Well, it has and it hasn't. For example tiger stripes don't have anything to do with the NOTCH signalling pathway, and the awesomeness of the x-inactivation in tortoise shell cats also has nothing to do with tiger stripes.

Rather, the Hox genes seem quite tied up with this. The Hox genes are nothing new, they were well characterised when I was doing undergrad genetics in 2006.

This article doesn't directly answer th question of tiger stripes but is trying to tie turing's old paper, which focused on tiger stripes as an example, with new research.

Interestingly it seems like this is all just reaearch which has been pooled together with the particular aim of celebrating turing's 100th last year (see [1]) and little of the research is intrinsically ground breaking or unknown to science, but almost done with the express purpose of celebrating Turing.

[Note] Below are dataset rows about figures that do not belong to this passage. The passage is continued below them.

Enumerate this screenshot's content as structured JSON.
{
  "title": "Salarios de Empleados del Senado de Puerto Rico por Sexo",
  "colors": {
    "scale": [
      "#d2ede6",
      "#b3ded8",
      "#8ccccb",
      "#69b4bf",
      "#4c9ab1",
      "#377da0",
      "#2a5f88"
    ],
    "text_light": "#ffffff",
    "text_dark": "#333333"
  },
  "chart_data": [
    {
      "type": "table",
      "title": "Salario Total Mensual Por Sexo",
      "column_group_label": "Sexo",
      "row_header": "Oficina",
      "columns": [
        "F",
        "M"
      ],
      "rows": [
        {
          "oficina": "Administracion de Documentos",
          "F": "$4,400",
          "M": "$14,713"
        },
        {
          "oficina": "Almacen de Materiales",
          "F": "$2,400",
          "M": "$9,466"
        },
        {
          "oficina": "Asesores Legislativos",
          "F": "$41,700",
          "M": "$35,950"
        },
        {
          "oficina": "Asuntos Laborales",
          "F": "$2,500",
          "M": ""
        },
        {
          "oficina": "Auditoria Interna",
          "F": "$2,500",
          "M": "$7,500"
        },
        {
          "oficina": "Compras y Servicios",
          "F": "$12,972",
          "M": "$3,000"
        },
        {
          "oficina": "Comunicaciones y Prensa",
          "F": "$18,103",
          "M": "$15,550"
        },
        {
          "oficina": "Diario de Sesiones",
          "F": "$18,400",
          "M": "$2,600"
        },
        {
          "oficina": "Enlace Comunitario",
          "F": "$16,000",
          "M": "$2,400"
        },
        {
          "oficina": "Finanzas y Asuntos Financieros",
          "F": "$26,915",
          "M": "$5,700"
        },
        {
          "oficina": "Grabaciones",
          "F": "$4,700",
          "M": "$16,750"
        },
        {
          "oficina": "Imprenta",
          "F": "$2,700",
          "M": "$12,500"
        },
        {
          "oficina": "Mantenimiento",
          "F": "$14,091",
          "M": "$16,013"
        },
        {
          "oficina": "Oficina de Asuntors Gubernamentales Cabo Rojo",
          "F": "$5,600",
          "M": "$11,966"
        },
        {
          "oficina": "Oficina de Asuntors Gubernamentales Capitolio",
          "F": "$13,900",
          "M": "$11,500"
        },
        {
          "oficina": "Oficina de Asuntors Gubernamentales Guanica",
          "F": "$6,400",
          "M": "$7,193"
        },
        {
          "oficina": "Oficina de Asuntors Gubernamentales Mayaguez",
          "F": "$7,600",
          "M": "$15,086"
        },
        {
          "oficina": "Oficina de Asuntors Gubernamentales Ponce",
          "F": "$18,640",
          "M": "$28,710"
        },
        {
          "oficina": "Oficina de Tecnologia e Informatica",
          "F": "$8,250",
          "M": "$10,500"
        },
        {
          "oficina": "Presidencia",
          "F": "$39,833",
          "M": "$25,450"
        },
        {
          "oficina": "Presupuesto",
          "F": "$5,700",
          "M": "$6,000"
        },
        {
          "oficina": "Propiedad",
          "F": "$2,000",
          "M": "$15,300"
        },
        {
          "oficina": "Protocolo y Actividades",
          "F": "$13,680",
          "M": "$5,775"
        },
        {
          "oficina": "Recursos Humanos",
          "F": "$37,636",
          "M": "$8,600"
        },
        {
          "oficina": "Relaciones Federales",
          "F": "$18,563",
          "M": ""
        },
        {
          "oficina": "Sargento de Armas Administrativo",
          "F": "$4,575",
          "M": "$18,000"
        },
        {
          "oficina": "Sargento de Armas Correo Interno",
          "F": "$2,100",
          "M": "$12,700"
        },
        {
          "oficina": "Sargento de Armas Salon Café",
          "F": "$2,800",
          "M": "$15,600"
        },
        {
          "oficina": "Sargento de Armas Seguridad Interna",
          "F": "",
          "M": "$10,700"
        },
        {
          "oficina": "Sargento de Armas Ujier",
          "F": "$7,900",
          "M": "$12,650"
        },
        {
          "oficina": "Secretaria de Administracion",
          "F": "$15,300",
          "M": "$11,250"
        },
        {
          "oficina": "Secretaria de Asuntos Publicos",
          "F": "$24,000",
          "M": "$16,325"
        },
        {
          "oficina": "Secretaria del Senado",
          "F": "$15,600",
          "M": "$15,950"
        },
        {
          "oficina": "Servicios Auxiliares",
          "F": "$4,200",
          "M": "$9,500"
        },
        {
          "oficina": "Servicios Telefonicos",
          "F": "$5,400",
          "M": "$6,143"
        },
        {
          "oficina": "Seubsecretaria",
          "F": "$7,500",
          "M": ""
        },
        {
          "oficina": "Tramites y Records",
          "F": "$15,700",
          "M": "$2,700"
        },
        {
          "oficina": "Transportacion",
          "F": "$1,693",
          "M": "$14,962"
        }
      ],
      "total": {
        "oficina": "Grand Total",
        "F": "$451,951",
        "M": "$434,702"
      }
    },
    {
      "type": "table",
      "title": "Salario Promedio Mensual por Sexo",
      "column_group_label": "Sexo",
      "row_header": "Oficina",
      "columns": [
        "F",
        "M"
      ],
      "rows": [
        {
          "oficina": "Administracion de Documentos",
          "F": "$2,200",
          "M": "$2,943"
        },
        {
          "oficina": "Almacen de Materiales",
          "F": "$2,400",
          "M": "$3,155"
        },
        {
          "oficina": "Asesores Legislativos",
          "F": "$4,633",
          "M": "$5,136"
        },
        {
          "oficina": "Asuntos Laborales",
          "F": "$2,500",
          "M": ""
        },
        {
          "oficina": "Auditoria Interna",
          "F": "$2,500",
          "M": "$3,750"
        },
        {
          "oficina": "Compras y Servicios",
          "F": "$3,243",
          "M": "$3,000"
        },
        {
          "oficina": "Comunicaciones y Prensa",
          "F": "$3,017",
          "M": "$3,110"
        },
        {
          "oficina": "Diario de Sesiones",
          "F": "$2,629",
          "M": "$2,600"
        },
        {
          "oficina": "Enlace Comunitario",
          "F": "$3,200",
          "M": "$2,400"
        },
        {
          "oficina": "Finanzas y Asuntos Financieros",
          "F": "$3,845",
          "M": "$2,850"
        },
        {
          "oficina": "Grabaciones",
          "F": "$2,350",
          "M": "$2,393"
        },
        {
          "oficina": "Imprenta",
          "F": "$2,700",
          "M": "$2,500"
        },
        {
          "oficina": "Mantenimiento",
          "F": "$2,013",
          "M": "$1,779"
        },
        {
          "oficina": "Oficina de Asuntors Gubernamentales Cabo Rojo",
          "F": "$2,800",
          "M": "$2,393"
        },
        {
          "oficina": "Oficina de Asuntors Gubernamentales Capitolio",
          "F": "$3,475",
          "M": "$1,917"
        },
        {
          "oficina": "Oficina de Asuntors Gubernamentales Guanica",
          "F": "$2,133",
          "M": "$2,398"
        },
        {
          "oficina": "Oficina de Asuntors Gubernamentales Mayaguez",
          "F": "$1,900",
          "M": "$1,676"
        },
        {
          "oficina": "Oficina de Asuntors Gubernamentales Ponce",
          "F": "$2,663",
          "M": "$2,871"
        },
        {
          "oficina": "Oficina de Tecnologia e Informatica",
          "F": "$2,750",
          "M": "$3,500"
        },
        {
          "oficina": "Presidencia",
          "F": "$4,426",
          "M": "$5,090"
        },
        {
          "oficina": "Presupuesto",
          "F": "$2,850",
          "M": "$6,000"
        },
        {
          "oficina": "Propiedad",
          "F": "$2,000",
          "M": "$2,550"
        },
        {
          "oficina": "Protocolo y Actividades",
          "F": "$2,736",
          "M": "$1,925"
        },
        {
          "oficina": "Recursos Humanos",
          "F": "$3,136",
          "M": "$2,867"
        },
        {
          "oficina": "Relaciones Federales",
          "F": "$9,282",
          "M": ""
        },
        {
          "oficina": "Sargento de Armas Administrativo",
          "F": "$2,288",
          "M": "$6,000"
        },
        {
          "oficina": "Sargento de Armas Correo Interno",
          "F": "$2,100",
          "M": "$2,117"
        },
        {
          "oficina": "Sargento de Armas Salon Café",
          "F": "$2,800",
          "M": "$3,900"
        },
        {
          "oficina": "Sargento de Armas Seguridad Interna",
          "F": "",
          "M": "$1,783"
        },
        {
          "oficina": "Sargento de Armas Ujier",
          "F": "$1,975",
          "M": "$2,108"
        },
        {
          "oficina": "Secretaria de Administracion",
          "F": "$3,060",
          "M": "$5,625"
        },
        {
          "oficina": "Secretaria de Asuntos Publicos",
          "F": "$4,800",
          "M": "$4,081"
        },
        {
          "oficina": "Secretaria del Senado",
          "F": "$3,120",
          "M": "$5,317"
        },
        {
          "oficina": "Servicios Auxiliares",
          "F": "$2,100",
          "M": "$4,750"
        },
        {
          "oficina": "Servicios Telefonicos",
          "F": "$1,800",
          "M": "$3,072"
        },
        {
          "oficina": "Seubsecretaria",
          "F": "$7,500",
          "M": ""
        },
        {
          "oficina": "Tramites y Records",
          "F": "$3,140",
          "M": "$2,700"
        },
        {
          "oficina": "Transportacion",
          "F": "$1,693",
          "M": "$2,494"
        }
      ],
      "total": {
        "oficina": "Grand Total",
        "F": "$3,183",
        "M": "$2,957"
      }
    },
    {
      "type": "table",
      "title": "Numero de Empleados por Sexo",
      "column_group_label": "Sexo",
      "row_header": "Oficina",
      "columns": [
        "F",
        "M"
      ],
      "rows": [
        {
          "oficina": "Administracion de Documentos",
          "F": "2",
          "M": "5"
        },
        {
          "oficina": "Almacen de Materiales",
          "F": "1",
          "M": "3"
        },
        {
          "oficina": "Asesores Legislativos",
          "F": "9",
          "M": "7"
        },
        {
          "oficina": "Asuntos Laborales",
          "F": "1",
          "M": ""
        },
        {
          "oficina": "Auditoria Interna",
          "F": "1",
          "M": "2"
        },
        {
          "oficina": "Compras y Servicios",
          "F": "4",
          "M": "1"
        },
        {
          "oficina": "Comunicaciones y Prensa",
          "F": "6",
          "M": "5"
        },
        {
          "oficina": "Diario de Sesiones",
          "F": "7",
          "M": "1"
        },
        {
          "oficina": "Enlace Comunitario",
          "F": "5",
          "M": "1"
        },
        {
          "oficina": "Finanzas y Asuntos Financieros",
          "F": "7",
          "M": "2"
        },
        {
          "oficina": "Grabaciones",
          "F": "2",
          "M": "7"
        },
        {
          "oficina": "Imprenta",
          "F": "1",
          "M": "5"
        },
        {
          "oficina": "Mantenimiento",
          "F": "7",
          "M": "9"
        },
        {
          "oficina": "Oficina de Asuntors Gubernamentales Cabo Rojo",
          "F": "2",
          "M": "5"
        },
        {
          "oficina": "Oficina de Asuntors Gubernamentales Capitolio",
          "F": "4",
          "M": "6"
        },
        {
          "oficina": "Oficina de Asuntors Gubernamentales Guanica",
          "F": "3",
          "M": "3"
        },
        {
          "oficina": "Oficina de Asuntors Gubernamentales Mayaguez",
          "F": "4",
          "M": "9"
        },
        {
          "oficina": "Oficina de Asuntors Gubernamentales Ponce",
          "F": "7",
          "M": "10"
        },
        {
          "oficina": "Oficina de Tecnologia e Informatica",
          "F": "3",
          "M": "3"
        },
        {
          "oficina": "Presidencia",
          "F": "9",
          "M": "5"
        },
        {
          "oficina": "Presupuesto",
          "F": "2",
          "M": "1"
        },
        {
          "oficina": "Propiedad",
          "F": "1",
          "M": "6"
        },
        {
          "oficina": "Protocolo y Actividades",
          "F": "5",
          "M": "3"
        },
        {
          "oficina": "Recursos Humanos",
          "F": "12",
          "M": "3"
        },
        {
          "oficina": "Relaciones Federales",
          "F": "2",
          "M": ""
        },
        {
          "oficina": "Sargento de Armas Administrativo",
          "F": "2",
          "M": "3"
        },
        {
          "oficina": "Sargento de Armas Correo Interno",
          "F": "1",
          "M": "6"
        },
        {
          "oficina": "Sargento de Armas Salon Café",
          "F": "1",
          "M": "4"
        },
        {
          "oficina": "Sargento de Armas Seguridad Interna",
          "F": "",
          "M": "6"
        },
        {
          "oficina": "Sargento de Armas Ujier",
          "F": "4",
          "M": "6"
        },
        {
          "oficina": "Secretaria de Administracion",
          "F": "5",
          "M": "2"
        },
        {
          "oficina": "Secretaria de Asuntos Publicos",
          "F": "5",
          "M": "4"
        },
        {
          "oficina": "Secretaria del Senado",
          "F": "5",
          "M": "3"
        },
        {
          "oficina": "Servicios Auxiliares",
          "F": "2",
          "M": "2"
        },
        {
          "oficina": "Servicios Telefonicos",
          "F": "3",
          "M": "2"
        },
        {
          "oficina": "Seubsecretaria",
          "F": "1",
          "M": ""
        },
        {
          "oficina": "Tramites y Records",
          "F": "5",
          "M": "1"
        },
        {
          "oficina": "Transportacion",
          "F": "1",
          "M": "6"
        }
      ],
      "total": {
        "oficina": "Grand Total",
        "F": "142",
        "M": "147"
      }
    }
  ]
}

[1] http://www.eurekalert.org/pub_releases/2012-02/kcl-spt021712...

By the by, did anyone think that the textile seashell pictured in the article looked like some of the shapes created in iterations of the game of life?


Tiger stripes are an example of biological patterning, as is the Notch pathway impact on neural tissue development and also the fur characteristics in other animals. Barr Bodies, Notch, trisomy, all have major impacts on pattern production.